Matthew Smith lead director of the Nottingham offices of JLL said: “With cranes now back on the skyline, new infrastructure and an ever improving retail and leisure offer, the city has become a stronger magnet to office occupiers, resulting in take up predicted to be up by 15% in 2015. For businesses now, it’s all about the location that really works for their staff, clients and to attract new talent. With two strong universities, Nottingham provides an attractive proposition to companies looking to north shore and keep their competitive edge.

“This is also an influencing factor for many companies looking to return from the outer town locations to in town, where Nottingham rents are comparable, so the transition is easier and increasingly the accessibility and amenity offer in the city is what young, aspirational generations demand.

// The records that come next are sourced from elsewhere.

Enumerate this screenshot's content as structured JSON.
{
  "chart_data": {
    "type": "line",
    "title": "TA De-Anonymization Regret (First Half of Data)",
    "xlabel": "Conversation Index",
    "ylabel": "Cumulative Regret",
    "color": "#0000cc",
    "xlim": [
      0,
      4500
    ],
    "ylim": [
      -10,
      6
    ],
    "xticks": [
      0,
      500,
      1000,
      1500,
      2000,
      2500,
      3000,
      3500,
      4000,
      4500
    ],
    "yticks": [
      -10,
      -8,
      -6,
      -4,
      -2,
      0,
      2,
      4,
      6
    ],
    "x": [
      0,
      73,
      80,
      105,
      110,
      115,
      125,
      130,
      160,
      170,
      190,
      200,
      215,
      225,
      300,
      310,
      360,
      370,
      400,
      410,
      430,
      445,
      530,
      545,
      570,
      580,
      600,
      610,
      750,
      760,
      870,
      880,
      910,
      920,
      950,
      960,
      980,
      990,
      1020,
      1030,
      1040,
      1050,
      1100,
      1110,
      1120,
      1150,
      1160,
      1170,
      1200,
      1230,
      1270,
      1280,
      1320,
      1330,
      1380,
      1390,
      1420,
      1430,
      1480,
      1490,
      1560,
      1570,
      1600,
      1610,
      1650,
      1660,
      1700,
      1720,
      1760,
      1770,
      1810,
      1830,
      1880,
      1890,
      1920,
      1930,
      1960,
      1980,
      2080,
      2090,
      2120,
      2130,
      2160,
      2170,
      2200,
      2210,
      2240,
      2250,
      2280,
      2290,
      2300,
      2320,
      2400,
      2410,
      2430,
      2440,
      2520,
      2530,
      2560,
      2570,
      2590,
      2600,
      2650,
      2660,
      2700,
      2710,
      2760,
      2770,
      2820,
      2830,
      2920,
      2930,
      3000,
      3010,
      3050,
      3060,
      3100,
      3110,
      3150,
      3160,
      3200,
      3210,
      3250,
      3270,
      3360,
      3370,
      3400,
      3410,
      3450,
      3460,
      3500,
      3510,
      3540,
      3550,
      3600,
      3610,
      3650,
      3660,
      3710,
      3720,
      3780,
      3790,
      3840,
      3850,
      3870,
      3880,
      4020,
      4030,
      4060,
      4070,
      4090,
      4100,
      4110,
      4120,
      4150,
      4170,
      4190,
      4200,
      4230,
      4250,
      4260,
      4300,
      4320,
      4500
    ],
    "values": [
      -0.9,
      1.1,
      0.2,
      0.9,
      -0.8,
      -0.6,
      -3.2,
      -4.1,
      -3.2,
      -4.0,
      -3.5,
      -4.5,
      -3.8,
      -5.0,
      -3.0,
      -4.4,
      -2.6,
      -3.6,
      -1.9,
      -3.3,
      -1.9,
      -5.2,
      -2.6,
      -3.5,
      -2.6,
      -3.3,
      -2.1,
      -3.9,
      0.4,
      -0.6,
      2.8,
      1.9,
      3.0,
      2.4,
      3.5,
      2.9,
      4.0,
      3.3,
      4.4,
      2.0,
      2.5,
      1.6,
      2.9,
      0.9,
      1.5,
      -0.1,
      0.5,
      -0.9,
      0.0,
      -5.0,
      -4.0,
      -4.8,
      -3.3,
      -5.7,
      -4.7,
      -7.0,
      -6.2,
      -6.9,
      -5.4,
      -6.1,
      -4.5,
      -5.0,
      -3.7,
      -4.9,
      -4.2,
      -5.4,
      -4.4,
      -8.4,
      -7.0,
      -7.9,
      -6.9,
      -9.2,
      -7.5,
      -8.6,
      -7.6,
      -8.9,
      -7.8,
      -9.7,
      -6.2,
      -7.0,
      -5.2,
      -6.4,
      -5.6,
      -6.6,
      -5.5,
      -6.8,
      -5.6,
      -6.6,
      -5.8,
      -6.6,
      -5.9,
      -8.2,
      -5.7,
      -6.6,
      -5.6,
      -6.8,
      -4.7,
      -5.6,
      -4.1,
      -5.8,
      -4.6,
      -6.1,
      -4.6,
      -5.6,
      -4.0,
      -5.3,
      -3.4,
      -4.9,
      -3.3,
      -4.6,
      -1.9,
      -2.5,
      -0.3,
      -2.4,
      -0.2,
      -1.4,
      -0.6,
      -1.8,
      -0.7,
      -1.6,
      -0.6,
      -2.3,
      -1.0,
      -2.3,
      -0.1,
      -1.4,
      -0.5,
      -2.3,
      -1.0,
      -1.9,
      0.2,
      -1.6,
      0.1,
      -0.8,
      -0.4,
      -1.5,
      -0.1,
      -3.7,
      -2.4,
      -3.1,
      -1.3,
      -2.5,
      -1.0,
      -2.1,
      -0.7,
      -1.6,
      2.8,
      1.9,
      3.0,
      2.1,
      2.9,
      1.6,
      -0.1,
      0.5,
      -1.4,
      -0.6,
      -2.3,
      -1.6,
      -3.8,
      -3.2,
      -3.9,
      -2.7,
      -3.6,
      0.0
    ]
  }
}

For out of town locations to survive they will need to differentiate themselves by amenity, infrastructure or price.”

Rents will continue their upward trend in 2015 Matthew continued: “The East Midlands supply remains tight and the prospect of new development being delivered in 2016 is limited. This weight of latent and competitive demand will help increase rents further, with office rents expected to approach £20 per square foot in 2016. Similar drivers apply to the industrial markets. There are core markets within the East Midlands, with almost no modern stock and the impact this is having on economic growth is now on the radar of the local politicians and city leadership.

“Land supply remains one of the key constraints on delivering new and efficient commercial space into the region. A protracted and politically weighted planning system has failed to facilitate demand, with a lack of real synergy between our city and outlying councils. The North Midlands devolution agenda will help alignment but in the meantime we have to deal with these land supply challenges. We consider the demand is there for speculative development to commence both in the office and industrial market – the lease data supports this and we believe as land does come forward in 2016, we will see a commitment to build speculatively.”

JLL completed four million square foot of industrial deals in the Midlands in 2015, predominately big sheds  -100, 000 sq ft and over.  However in 2016 Matthews said he saw speculative building returning for new ‘urban logistics’ units 15-100,000 sq ft – an event not witnessed for nearly 10 years.

Urban Logistics units too will be attracting investors says Allan Wilson, director and head of investment at JLL. “A return to the classic multi-let unit will be seen and smaller units capable of “last mile delivery”.

Matthew concluded: “There is definitely an optimistic mood for 2016 and whilst geopolitical issues such as BREXIT may create a pause, we believe Nottingham has the potential to move forward if more proactive and commercial public sector intervention takes place to address office and industrial shortages to enable strong local economic growth.”